The U.S. proposal for a new international accord to increase banks' capital reserves would establish stronger international standards for the reserves banks are required to hold to cover potential loan losses.

The U.S. Treasury Secretary Timothy Geithner wants to reach agreement on an accord by the end of 2010, with countries agreeing to implement the plan by the end of 2012.

Mr. Brown also called on G-20 nations to toughen action against tax havens and “commit to what sanctions we are going to take and implement by March next year.”

Britain, France and Germany have vowed to clamp down countries that help tax evasion by refusing to share information. The sanctions they want would include cutting investment, taxes on funds held in tax havens and withdrawing development aid, Mr.
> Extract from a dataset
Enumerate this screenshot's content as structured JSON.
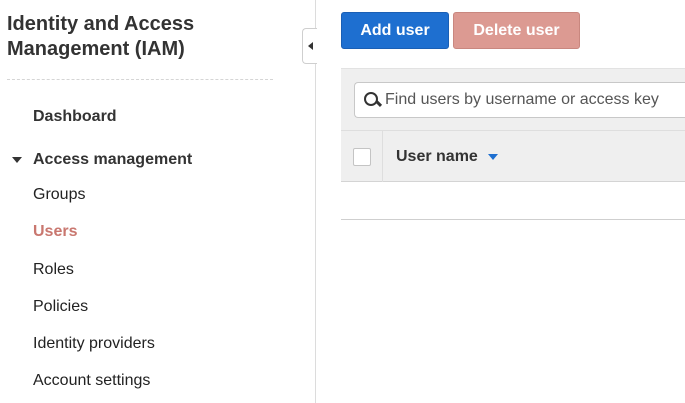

Brown said in July.

Several countries -- including Switzerland and Liechtenstein -- have moved swiftly to swap more tax information with other authorities after the Organization for Economic Cooperation and Development put them on a “gray list” of tax havens that don't meet information exchange standards.

The G-20 includes 19 countries: Argentina, Australia, Brazil, Canada, China, France, Germany, India, Indonesia, Italy, Japan, Mexico, Russia, Saudi Arabia, South Africa, South Korea, Turkey, Britain and the United States. The European Union, represented by its rotating presidency and the European Central Bank, is the 20th member.